Dans son pavillon d’art canadien et québécois Claire et Marc Bourgie, le Musée des beaux-arts de Montréal (MBAM) a réorganisé la section consacrée à la Société d’art contemporain de Montréal (SACM), cette association d’artistes anglophones et francophones qui fit la promotion de l’art moderne de 1939 à 1948. L’espace rend compte de cette brève, mais relevée période de l’histoire de l’art montréalais.

Pourquoi s’intéresser à cette éphémère Société d’art contemporain fondée par le peintre John Lyman alors que le bruit des bottes nazies commençait à répandre fureur, violence et mort dans toute l’Europe ?

D’abord, parce que c’est une période à part entière de l’histoire de l’art de notre pays, comme l’ont été celles du Groupe des Sept (1920-1932) ou du Groupe de Beaver Hall (1920-1923).

De retour en 1931 d’un long séjour en Europe, John Lyman était convaincu que l’art moderne canadien devait prendre une avenue différente de la canadianité figurative typique du Groupe des Sept et tenir compte davantage de la forme plastique, et ce, dans une totale liberté d’expression. C’est dans cet esprit qu’il a fondé la Société d’art contemporain en 1939.

De l’audace

Jacques Des Rochers, conservateur de l’art québécois et canadien (avant 1945) au MBAM depuis 20 ans, a voulu tenir compte d’acquisitions du musée, récentes comme anciennes, pour réorganiser cette section de l’étage des Chemins de la modernité. « Dans notre collection, on a plus d’œuvres que je ne peux en montrer de cette époque, mais quand même, on a un beau corpus qui permet de parler de cette Société d’art contemporain », dit-il.

PHOTO ALAIN ROBERGE, LA PRESSE

Le conservateur Jacques Des Rochers

La section débute avec Arbres, une toile de Fritz Brandtner – dont on peut voir des œuvres actuellement au Musée d’art de Joliette grâce à la belle expo d’Esther Trépanier –, qui fut le secrétaire de la Société d’art contemporain.
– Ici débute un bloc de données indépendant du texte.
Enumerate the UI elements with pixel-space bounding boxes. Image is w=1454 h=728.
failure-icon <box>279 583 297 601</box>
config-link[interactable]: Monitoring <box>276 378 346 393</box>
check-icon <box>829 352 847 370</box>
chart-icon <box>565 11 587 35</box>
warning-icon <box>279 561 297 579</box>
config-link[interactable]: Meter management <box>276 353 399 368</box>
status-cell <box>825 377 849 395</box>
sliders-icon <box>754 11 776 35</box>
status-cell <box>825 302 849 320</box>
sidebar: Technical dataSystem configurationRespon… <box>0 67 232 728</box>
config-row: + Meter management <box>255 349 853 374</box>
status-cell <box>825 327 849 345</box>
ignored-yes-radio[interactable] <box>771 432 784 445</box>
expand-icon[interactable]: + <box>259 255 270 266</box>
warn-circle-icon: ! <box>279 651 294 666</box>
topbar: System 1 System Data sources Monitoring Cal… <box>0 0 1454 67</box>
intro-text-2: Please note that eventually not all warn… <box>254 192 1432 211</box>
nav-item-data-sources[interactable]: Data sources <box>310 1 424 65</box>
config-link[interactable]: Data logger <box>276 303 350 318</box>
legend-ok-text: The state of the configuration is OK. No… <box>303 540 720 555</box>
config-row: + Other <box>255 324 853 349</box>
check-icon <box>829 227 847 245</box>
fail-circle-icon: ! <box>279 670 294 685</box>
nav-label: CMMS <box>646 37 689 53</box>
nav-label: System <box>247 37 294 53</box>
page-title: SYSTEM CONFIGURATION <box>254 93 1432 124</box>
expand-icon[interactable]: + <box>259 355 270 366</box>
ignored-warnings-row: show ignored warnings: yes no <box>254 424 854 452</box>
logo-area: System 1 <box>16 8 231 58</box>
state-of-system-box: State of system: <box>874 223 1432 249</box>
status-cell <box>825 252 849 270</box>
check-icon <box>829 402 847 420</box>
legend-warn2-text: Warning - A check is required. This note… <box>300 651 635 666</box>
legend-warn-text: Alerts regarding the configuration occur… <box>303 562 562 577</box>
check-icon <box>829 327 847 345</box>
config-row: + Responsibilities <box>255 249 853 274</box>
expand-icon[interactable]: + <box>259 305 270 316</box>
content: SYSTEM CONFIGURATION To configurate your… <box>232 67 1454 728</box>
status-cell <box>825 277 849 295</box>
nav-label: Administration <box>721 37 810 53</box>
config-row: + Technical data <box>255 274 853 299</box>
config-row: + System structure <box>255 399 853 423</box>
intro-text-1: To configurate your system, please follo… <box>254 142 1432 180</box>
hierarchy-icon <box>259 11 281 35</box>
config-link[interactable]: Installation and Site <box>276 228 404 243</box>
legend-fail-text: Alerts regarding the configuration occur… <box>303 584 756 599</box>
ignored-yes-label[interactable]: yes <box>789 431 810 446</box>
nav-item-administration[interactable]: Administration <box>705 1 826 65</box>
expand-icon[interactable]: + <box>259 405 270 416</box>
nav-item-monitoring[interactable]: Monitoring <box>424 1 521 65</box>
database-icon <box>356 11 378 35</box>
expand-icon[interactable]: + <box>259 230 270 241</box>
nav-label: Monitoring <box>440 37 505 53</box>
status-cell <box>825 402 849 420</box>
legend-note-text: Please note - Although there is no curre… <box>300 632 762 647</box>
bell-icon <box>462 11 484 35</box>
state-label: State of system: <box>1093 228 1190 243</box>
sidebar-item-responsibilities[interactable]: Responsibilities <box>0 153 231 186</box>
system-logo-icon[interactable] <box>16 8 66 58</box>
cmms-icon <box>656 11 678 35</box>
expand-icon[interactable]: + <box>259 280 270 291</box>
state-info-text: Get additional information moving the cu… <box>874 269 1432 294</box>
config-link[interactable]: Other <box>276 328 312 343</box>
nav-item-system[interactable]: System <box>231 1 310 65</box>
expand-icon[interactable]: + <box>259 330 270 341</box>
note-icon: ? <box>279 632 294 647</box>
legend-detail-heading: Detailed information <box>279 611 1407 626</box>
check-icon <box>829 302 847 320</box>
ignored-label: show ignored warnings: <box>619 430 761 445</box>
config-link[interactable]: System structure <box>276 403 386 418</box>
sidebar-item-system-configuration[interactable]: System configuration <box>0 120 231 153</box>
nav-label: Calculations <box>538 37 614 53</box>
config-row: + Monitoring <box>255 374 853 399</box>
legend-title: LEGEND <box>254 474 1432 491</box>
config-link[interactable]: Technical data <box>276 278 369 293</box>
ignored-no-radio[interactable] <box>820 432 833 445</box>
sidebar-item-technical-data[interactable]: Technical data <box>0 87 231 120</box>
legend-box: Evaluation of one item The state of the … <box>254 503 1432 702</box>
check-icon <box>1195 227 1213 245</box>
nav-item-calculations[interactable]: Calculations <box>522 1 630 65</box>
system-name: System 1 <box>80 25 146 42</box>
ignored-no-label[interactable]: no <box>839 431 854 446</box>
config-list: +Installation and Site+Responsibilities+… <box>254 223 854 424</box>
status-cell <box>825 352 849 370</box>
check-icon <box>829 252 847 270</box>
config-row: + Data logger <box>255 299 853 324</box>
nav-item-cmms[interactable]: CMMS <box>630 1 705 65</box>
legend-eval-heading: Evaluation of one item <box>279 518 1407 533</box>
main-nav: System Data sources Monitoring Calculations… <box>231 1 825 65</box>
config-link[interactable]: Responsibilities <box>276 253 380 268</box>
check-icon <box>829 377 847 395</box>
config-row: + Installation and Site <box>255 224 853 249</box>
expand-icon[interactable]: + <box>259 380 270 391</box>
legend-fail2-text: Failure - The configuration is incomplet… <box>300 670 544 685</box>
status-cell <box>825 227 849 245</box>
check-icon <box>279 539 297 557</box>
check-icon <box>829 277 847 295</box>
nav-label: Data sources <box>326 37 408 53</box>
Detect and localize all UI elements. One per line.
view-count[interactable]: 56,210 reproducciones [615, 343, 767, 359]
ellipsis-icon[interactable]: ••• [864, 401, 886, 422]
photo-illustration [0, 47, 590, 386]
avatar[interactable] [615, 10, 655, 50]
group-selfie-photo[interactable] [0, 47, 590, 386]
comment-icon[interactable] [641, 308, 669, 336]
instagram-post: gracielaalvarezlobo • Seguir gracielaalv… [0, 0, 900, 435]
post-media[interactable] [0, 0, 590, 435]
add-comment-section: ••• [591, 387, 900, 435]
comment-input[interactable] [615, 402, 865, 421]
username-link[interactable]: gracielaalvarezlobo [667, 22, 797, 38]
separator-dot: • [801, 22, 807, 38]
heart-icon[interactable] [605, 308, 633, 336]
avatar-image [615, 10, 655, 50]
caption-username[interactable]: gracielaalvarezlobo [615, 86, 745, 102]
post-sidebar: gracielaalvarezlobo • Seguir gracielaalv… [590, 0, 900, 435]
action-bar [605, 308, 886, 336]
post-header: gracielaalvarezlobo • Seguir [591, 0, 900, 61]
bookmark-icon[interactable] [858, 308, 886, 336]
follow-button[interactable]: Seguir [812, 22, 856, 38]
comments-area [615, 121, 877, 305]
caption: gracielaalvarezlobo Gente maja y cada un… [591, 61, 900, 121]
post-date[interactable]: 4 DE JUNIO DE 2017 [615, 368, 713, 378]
Puis, un très beau petit tableau de Lyman, Fenaison près du lac, qui représente la région de Saint-Jovite.

Un travail sur la couleur et la forme.

Jacques Des Rochers, conservateur de l’art québécois et canadien (avant 1945) au MBAM, à propos de Fenaison près du lac

La Société d’art contemporain avait réuni les artistes montréalais anglophones et francophones, des deux sexes, mais aussi de confessions catholique, anglicane et juive. Un geste éloquent d’ouverture à une époque où l’antisémitisme explosait en Europe et fleurissait aussi au Québec. Cette audace, alors bienvenue autant que nécessaire, est illustrée par un magnifique autoportrait de l’artiste et enseignant montréalais Moe Reinblatt.

PHOTO CHRISTINE GUEST, FOURNIE PAR LE MBAM

Autoportrait au chapeau vert, 1940, Moe Reinblatt (1917-1979), huile sur toile. Collection MBAM.

La section comprend deux œuvres sur papier de Pierre Gauvreau, une gouache de Jean-Paul Mousseau, une aquarelle de Riopelle de 1946, une belle huile, un plâtre et une terre cuite de Charles Daudelin, ainsi qu’une acquisition récente, Intérieur, de 1939, de Goodridge Roberts (1904-1974).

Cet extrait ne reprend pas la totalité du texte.